As soon as it became clear that COVID was not going to shut down the global economy again and that the United States Federal Reserve, the most powerful central bank in the world, was serious about raising interest rates, the drama began.
In January alone, MSCI’s world stocks index lost 5% as ten-year Treasury yields increased to 1.8% from less than 1.5%.
That yield is now 3.68 percent, stock prices are down 20 percent, and oil prices surged 80 percent before being sold off. Despite stating that it was unlikely to change at this time last year, the Fed has increased rates by 400 basis points and the European Central Bank by a record 250 basis points.
Even though a last-minute Bank of Japan surprise this week gave the yen a lift, the dollar has gained almost 9% against the main currencies of the world and 12.5 percent against the Japanese yen.
Turkey’s inflation and monetary policy issues have hurt the lira by 28% in emerging markets, but its stock market is the best in the world.
Egypt, under pressure, devalued its currency by more than 36%. Ghana’s cedi plunged 60% as it defaulted along with Sri Lanka. Supported by Moscow’s capital controls, Russia’s rouble is still the second-best performing currency in the world, despite being significantly lower than its peak in June. Following the invasion of Ukraine, it was initially destroyed.
Robert Alster, Chief Investment Officer of Close Brothers Asset Management, said, “If you ask me what will happen next year, I really couldn’t tell you,” citing the pound and British bond markets’ downturn when Liz Truss’s short-lived government attempted an unfunded spending spree.
The pound lost 9% in a matter of days and ten-year gilt yields skyrocketed, both of which are uncommon in major markets.
Michael Hewson, a seasoned analyst at CMC Markets, stated, “Don’t be surprised if it goes down like a cup of cold sick if you sell it wrong.”
The tech giants have also lost $3.6 trillion as a result of the rise in rates. NASDAQ: Facebook likewise Tesla (NASDAQ:) have both drained over 60% while Letters in order (NASDAQ:) Amazon and Google (NASDAQ:) are both down 50% and 40%, respectively.
Despite signs that China’s zero-COVID policy is over, Chinese stocks have rallied late, but they are still down 25%, and emerging market “hard currency” government debt will suffer its first consecutive loss.

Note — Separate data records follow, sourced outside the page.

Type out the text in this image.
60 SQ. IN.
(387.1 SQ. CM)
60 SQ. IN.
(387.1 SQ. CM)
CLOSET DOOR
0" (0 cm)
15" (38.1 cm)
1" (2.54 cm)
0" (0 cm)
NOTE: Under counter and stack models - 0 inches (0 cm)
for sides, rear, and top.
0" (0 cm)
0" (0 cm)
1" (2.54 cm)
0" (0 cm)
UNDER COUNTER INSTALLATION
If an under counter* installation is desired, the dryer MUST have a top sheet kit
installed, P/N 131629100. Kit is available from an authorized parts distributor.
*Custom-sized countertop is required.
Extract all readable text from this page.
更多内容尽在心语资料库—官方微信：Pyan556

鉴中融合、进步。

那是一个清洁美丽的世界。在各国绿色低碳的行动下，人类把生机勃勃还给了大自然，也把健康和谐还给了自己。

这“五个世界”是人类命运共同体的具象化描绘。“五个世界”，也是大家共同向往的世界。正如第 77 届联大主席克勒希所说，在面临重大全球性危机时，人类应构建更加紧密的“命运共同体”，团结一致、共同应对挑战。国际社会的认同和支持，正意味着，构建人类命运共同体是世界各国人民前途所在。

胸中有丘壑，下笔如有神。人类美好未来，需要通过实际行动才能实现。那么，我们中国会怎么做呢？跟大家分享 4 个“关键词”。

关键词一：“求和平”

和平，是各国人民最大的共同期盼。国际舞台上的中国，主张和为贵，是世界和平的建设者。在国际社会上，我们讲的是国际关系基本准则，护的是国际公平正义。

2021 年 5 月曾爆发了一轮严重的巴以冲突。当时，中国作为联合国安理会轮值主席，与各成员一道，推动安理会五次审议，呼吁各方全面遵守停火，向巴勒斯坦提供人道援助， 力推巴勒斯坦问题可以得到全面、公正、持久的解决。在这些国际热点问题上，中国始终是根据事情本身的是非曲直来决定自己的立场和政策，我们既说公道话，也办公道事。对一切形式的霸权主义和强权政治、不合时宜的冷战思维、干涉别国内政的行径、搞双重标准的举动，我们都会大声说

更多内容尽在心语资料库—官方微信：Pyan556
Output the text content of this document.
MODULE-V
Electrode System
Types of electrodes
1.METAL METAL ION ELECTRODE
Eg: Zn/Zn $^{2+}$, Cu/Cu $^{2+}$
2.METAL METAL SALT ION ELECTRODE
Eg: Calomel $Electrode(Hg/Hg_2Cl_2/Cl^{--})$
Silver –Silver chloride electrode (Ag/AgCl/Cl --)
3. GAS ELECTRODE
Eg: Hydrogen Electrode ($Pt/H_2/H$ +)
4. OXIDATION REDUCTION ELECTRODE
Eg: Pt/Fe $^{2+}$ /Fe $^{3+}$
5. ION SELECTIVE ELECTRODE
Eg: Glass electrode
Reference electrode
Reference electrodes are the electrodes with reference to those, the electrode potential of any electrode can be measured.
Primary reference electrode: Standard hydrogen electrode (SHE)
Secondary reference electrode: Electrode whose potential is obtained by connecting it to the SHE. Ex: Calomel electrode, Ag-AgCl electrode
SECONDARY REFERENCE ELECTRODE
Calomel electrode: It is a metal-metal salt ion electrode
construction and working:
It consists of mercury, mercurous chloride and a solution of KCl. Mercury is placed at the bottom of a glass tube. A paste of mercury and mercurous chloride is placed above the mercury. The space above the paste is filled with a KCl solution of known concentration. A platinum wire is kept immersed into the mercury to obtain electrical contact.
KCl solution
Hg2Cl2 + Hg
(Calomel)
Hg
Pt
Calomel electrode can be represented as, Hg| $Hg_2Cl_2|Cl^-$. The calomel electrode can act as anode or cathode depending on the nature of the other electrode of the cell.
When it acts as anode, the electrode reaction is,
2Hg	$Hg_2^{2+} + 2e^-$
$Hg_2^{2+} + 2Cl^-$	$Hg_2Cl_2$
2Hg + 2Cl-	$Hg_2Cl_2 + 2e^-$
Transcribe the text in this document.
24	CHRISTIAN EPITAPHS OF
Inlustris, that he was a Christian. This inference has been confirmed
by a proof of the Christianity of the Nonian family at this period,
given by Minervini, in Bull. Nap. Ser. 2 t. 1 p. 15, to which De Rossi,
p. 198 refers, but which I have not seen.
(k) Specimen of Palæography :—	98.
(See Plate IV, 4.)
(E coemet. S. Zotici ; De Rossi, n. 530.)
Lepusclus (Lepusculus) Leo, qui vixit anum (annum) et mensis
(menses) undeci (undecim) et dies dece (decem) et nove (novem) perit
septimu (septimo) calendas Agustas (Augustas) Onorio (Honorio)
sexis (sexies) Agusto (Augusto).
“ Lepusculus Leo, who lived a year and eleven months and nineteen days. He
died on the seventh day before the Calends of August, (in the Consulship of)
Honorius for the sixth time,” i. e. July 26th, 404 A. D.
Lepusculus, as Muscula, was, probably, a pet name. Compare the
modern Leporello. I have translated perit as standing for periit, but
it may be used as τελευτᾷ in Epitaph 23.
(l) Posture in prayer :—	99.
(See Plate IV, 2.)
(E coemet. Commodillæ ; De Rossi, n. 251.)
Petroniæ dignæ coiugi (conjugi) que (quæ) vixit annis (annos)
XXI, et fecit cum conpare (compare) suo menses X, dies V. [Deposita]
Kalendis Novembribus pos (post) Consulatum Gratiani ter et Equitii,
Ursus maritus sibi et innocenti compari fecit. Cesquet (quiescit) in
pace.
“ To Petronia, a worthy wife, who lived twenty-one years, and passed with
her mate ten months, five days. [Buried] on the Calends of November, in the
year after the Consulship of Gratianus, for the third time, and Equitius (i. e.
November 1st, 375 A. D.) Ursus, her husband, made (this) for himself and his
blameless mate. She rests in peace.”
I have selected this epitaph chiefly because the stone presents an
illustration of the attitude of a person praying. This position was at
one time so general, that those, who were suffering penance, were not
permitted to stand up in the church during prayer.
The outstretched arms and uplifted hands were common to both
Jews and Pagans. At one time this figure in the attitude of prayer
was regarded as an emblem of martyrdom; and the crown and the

Except for the Middle East, initial public offerings and bond sales have also gone down, while commodities have been the best performing asset class for the second year in a row.
Although the war in Ukraine, which at one point raised prices by 140 percent, was largely to blame, the group with a rise of more than 50 percent is the best overall.
Worries about a recession and the West’s plan to stop buying Russian oil mean that it has lost all 80 percent of the money it made in the first quarter, along with wheat and corn.
Even more disorganized has been the cryptomarket. ends in 2022 without its mix of leveraged bets and cheap money.
Due to the collapse of Sam Bankman-Fried’s FTX empire, Celsius, and the alleged “stablecoins” terraUSD and Luna, the leading cryptocurrency has lost 60% of its value, and the overall cryptocurrency market has shrunk by $1.4 trillion.
Stefan Gerlach, former Deputy Governor of Ireland’s central bank and EFG Bank Chief Economist, stated, “What has gone in global markets this year has been traumatic.”
“But it wouldn’t have been so catastrophic if central banks hadn’t underestimated the rise in inflation so dramatically and had not had to jack up interest rates.”